Vos droits collectifs



Les droits collectifs sont la meilleure garantie sur lesquels s’appuient les droits individuels.

LE DROIT D’EXPRESSION

La liberté d’expression est un droit constitutionnellement reconnu (article L. 1121-1 du Code du travail).
Les salariés jouissent, dans l’entreprise et en dehors de celle-ci, de leur liberté d’expression. Seules des restrictions justifiées par la nature de la tâche à accomplir et proportionnées au but recherché peuvent y être apportées.
Au niveau de l’entreprise, cette liberté est définie par le Code du travail, complétée par la jurisprudence, qui fut amenée à délimiter l’abus de cette liberté, appréciant à chaque fois les circonstances de fait.
Si la délimitation de la liberté d’expression du salarié a été à maintes reprises posée par la jurisprudence, l’employeur aussi doit mesurer ses propos, afin de ne pas commettre d’abus.

LE DROIT DE GRÈVE

La grève est un mouvement concerté et collectif de cessation du travail pour obtenir la satisfaction de revendications professionnelles. Elle est généralement destinée à contraindre l’employeur à améliorer les conditions de travail et/ou augmenter les rémunérations dans une entreprise.
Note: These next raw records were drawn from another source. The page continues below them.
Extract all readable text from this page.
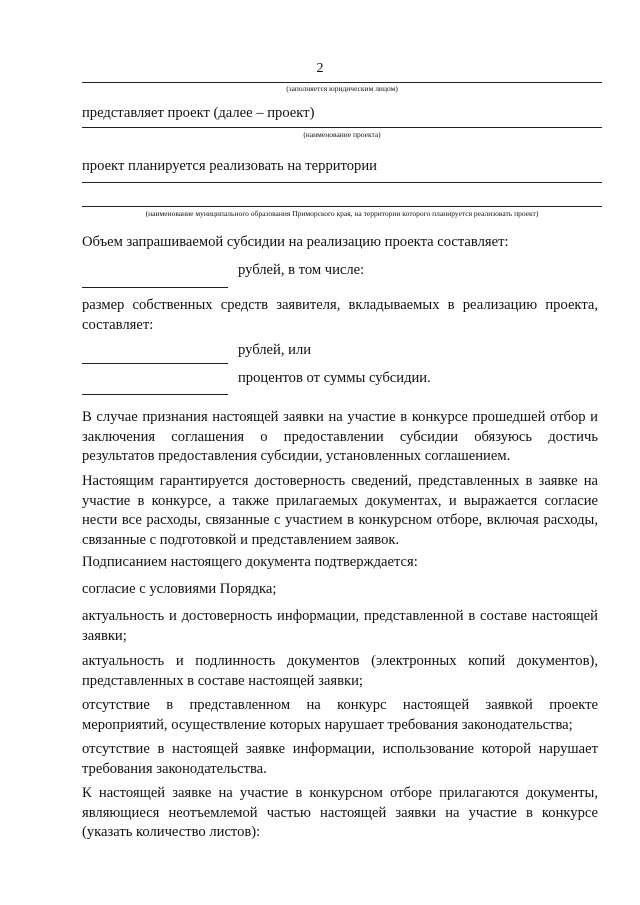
2
(заполняется юридическим лицом)
представляет проект (далее – проект)
(наименование проекта)
проект планируется реализовать на территории
(наименование муниципального образования Приморского края, на территории которого планируется реализовать проект)
Объем запрашиваемой субсидии на реализацию проекта составляет:
рублей, в том числе:
размер собственных средств заявителя, вкладываемых в реализацию проекта, составляет:
рублей, или
процентов от суммы субсидии.
В случае признания настоящей заявки на участие в конкурсе прошедшей отбор и заключения соглашения о предоставлении субсидии обязуюсь достичь результатов предоставления субсидии, установленных соглашением.
Настоящим гарантируется достоверность сведений, представленных в заявке на участие в конкурсе, а также прилагаемых документах, и выражается согласие нести все расходы, связанные с участием в конкурсном отборе, включая расходы, связанные с подготовкой и представлением заявок.
Подписанием настоящего документа подтверждается:
согласие с условиями Порядка;
актуальность и достоверность информации, представленной в составе настоящей заявки;
актуальность и подлинность документов (электронных копий документов), представленных в составе настоящей заявки;
отсутствие в представленном на конкурс настоящей заявкой проекте мероприятий, осуществление которых нарушает требования законодательства;
отсутствие в настоящей заявке информации, использование которой нарушает требования законодательства.
К настоящей заявке на участие в конкурсном отборе прилагаются документы, являющиеся неотъемлемой частью настоящей заявки на участие в конкурсе (указать количество листов):
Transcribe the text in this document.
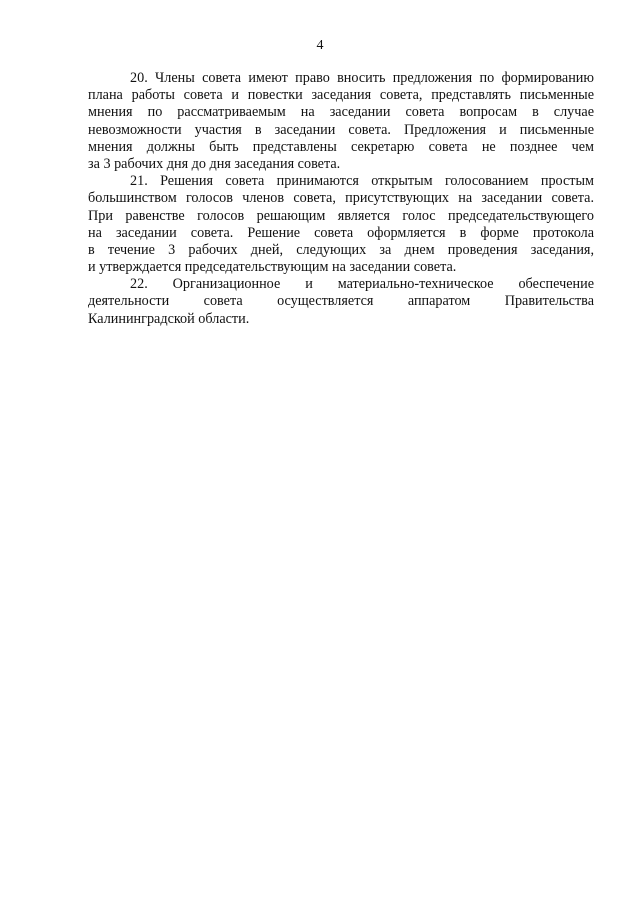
4
20. Члены совета имеют право вносить предложения по формированию
плана работы совета и повестки заседания совета, представлять письменные
мнения по рассматриваемым на заседании совета вопросам в случае
невозможности участия в заседании совета. Предложения и письменные
мнения должны быть представлены секретарю совета не позднее чем
за 3 рабочих дня до дня заседания совета.
21. Решения совета принимаются открытым голосованием простым
большинством голосов членов совета, присутствующих на заседании совета.
При равенстве голосов решающим является голос председательствующего
на заседании совета. Решение совета оформляется в форме протокола
в течение 3 рабочих дней, следующих за днем проведения заседания,
и утверждается председательствующим на заседании совета.
22. Организационное и материально-техническое обеспечение
деятельности совета осуществляется аппаратом Правительства
Калининградской области.
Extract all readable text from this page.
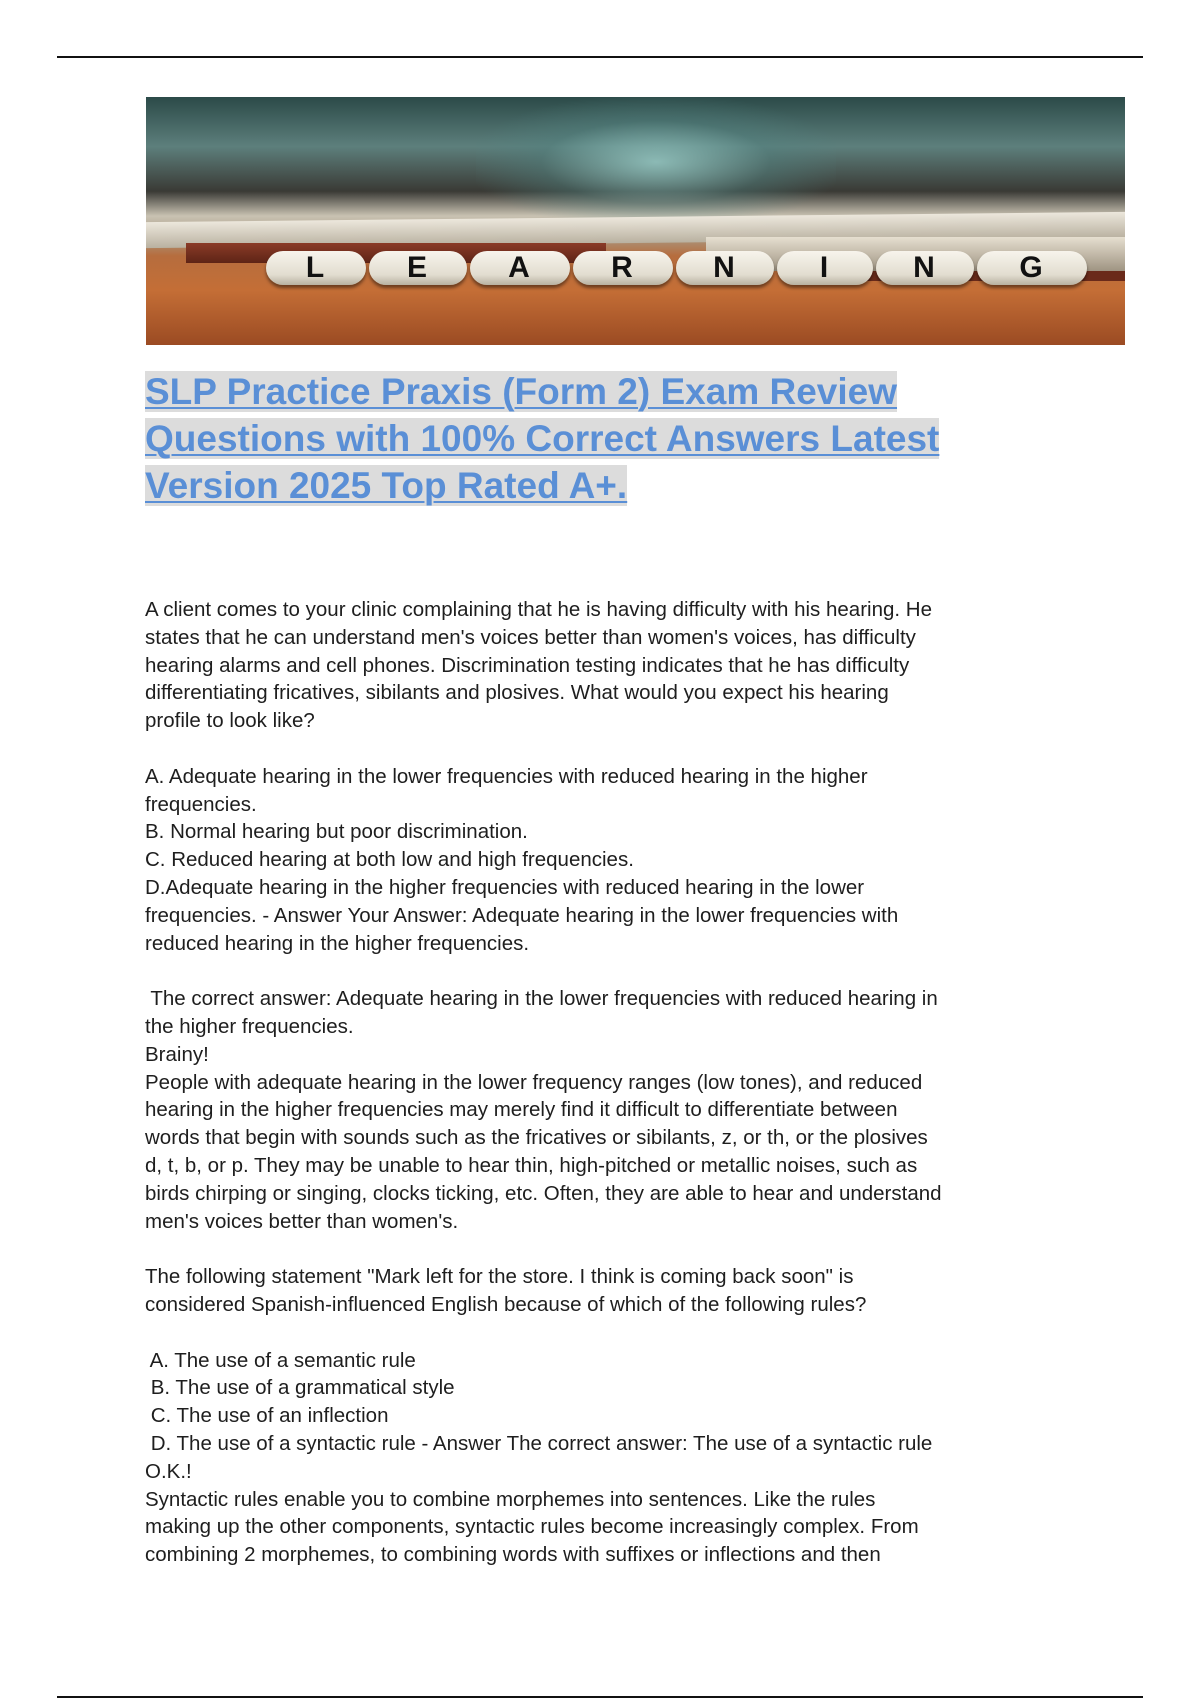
L	E	A	R	N	I	N	G
SLP Practice Praxis (Form 2) Exam Review
Questions with 100% Correct Answers Latest
Version 2025 Top Rated A+.

A client comes to your clinic complaining that he is having difficulty with his hearing. He

states that he can understand men's voices better than women's voices, has difficulty

hearing alarms and cell phones. Discrimination testing indicates that he has difficulty

differentiating fricatives, sibilants and plosives. What would you expect his hearing

profile to look like?

A. Adequate hearing in the lower frequencies with reduced hearing in the higher

frequencies.

B. Normal hearing but poor discrimination.

C. Reduced hearing at both low and high frequencies.

D.Adequate hearing in the higher frequencies with reduced hearing in the lower

frequencies. - Answer Your Answer: Adequate hearing in the lower frequencies with

reduced hearing in the higher frequencies.

The correct answer: Adequate hearing in the lower frequencies with reduced hearing in

the higher frequencies.

Brainy!

People with adequate hearing in the lower frequency ranges (low tones), and reduced

hearing in the higher frequencies may merely find it difficult to differentiate between

words that begin with sounds such as the fricatives or sibilants, z, or th, or the plosives

d, t, b, or p. They may be unable to hear thin, high-pitched or metallic noises, such as

birds chirping or singing, clocks ticking, etc. Often, they are able to hear and understand

men's voices better than women's.

The following statement "Mark left for the store. I think is coming back soon" is

considered Spanish-influenced English because of which of the following rules?

A. The use of a semantic rule

B. The use of a grammatical style

C. The use of an inflection

D. The use of a syntactic rule - Answer The correct answer: The use of a syntactic rule

O.K.!

Syntactic rules enable you to combine morphemes into sentences. Like the rules

making up the other components, syntactic rules become increasingly complex. From

combining 2 morphemes, to combining words with suffixes or inflections and then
Mais les revendications peuvent être plus générales et concerner une branche professionnelle, voire exister au niveau interprofessionnel.
L’exercice du droit de grève est garanti par l’alinéa 7 de la Constitution du 27 octobre 1946.
Il est interdit aux employeurs de sanctionner des salariés en raison de l’exercice normal du droit de grève. Sauf en cas de faute lourde, le licenciement pour grève est nul de plein droit (articles L. 1132-2 et L. 2511-1 du Code du travail).

À savoir
Vous pouvez consulter des fiches spécifiques sur le droit de grève, sur le site de la CGT :

LE DROIT DE SE SYNDIQUER

Tout salarié, quel que soit son sexe, son âge ou sa nationalité, peut librement se syndiquer et exercer une activité syndicale dans l’entreprise où il travaille.
L’appartenance syndicale d’un salarié, ou le fait que ce salarié ne soit pas syndiqué, ne doit avoir aucune incidence sur son droit à l’emploi et sur sa carrière. Aucun salarié ne peut être sanctionné ou licencié en raison de ses activités syndicales. Toute mesure contraire à ces principes, prise par l’employeur, est considérée comme abusive (article L. 2141-8 du Code du travail).

Le salarié syndiqué décide seul de divulguer ou non publiquement son appartenance à un syndicat. L’anonymat des fichiers syndicaux est garanti et protégé par la loi.